O DESERTO VERMELHO (1964)
Falar
do Antonioni de “O Deserto Vermelho” é, de certa forma, repisar ou repetir
algumas das mesmas considerações já aplicadas a títulos como “A Aventura”, “A
Noite” ou “O Eclipse”. O realizador, obcecado por uma temática que o dominava
há muito (e que nunca o abandonará, apesar da renovação operada por vezes),
aprofunda e aperfeiçoa a abordagem, de obra em obra.
Incomunicação,
isolamento, solidão, inadaptação ao mundo moderno, alienação, frustração
feminina, impossibilidade do amor numa sociedade egoísta e fechada sobre si
própria, são ideias que invariavelmente surgem nas películas de Michelangelo
Antonioni. Repetindo-se, porém, tematicamente, Antonioni evolui, depura-se
estilisticamente. “Deserto Rosso”, formalmente, é uma obra acabada, completa e
perfeita.
Giuliana,
figura central (de novo Monica Vitti) é mais um caso de desadaptação ao mundo
moderno, industrial, de que participa o seu marido. Alienada nesse universo de
autómatos, robots, paredes nuas, despojadas, radares e ruídos metálicos,
Giuliana procura refúgio. O marido não lhe dá a atenção necessária e surge
então Conrado. Este procura “um mundo onde possa viver de consciência
tranquila. Ser justo, consigo e com os outros”. “Socialismo?” Esboça-se um
idílio. Giuliana tenta romper as paredes e inserir-se no mundo. Não o consegue,
porém. Surge o fracasso, o isolamento e a impossibilidade do amor. O marido,
por um lado, Conrado, por outro, tornam-se-lhe estranhos. Os sintomas de uma
discreta esquizofrenia avolumam-se. A “doença” parece tê-la ganho num acidente
que a colocou durante um mês numa clínica. Inscrevendo o caso pessoal de
Giuliana num ambiente industrial, Antonioni decide caracterizar este meio.
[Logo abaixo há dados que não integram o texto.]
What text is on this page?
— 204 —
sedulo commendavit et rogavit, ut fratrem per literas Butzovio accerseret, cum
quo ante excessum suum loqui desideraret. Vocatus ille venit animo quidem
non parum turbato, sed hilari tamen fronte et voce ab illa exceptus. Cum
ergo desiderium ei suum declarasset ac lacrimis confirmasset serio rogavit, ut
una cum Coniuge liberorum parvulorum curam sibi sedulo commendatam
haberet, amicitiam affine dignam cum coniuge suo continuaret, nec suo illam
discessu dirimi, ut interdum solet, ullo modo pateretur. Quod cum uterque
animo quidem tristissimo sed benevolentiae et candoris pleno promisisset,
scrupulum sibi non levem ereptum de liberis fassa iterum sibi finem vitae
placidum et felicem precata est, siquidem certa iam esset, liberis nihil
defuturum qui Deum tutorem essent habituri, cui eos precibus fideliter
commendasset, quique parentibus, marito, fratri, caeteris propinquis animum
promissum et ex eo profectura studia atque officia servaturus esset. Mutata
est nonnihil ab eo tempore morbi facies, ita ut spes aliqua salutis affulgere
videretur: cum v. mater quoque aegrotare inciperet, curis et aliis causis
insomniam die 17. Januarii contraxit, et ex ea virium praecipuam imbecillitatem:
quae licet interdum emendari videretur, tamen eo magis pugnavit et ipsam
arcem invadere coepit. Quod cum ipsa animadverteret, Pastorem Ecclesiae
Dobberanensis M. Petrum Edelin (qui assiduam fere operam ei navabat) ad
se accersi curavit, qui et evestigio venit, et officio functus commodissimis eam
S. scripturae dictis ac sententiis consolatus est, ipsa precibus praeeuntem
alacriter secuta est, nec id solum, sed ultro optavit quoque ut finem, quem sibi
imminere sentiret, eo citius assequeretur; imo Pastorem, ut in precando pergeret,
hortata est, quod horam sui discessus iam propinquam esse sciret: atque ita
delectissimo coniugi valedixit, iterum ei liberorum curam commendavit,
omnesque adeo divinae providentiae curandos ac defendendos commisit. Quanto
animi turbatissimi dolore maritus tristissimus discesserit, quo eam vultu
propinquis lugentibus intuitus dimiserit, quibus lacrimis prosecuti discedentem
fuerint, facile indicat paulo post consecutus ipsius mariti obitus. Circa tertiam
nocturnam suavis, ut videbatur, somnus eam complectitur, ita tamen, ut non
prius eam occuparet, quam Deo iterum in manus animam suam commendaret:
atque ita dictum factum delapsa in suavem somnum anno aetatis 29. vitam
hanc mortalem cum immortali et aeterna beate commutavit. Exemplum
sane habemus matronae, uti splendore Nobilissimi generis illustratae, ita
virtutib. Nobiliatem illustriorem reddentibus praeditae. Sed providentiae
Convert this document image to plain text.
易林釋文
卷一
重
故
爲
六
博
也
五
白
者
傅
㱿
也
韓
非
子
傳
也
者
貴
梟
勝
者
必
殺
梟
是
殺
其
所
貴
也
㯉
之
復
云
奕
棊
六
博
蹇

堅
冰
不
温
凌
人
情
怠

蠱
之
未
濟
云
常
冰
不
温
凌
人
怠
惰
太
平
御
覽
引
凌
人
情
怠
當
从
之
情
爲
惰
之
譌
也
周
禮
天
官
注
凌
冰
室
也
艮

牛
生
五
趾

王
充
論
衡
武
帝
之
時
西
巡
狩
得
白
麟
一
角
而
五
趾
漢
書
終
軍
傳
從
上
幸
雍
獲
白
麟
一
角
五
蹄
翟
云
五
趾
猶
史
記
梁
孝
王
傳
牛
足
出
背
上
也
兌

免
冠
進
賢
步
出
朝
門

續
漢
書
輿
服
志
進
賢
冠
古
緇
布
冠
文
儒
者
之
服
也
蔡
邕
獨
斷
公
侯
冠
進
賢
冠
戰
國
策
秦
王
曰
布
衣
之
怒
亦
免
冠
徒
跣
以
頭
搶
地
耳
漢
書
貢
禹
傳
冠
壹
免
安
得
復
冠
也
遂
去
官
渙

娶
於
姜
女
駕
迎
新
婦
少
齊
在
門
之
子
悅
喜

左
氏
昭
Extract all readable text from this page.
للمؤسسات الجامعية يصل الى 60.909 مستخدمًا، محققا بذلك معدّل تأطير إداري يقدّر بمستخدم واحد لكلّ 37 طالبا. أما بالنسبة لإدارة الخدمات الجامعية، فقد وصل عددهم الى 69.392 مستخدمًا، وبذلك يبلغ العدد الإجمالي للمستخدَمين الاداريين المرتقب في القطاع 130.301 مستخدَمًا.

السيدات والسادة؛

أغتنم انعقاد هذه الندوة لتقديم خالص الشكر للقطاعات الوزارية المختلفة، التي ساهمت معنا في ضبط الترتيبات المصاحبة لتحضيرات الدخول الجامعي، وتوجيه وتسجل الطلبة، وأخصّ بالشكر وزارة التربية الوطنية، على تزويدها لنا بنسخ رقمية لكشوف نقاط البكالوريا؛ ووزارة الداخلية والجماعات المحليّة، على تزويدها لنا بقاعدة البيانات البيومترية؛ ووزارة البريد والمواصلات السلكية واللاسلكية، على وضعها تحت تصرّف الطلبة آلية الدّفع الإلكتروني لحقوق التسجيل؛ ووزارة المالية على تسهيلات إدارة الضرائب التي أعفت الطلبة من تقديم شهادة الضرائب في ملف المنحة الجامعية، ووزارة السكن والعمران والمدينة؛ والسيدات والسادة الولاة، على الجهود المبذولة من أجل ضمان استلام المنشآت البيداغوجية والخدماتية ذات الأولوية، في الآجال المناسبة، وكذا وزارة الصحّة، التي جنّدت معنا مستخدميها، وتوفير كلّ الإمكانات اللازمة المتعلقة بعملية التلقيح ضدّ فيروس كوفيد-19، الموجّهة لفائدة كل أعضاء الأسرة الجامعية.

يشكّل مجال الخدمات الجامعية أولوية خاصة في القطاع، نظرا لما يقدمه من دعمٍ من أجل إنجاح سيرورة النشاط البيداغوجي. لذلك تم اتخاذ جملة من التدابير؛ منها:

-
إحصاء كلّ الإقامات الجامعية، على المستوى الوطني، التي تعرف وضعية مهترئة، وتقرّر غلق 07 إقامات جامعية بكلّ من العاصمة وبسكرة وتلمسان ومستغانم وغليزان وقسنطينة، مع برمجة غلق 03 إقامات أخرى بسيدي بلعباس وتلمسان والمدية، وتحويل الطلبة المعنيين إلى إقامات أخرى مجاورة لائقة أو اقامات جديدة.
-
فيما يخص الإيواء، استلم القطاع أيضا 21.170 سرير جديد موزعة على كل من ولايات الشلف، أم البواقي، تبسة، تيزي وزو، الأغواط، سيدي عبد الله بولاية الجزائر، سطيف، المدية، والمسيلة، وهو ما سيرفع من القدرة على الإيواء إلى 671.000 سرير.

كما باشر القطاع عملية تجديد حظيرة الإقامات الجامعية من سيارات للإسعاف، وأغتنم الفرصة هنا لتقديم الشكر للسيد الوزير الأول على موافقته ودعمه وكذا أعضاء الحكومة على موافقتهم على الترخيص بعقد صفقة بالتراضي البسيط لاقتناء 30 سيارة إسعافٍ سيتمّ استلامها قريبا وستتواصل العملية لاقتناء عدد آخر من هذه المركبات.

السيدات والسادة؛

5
Serve-se para isso, de início, das imagens de uma greve, de uma ou outra frase
e, decisivamente, de toda uma sequência na cabana de Max, na qual esboça o
clima de uma modernidade sofisticada e amoral. Uma das personagens caracteriza
uma outra como alguém que está “sempre pronto a comprar uma fábrica ou a tomar
para si uma mulher”.
Não é
de estranhar a chegada de um barco que põe de sobreaviso todos na cabana.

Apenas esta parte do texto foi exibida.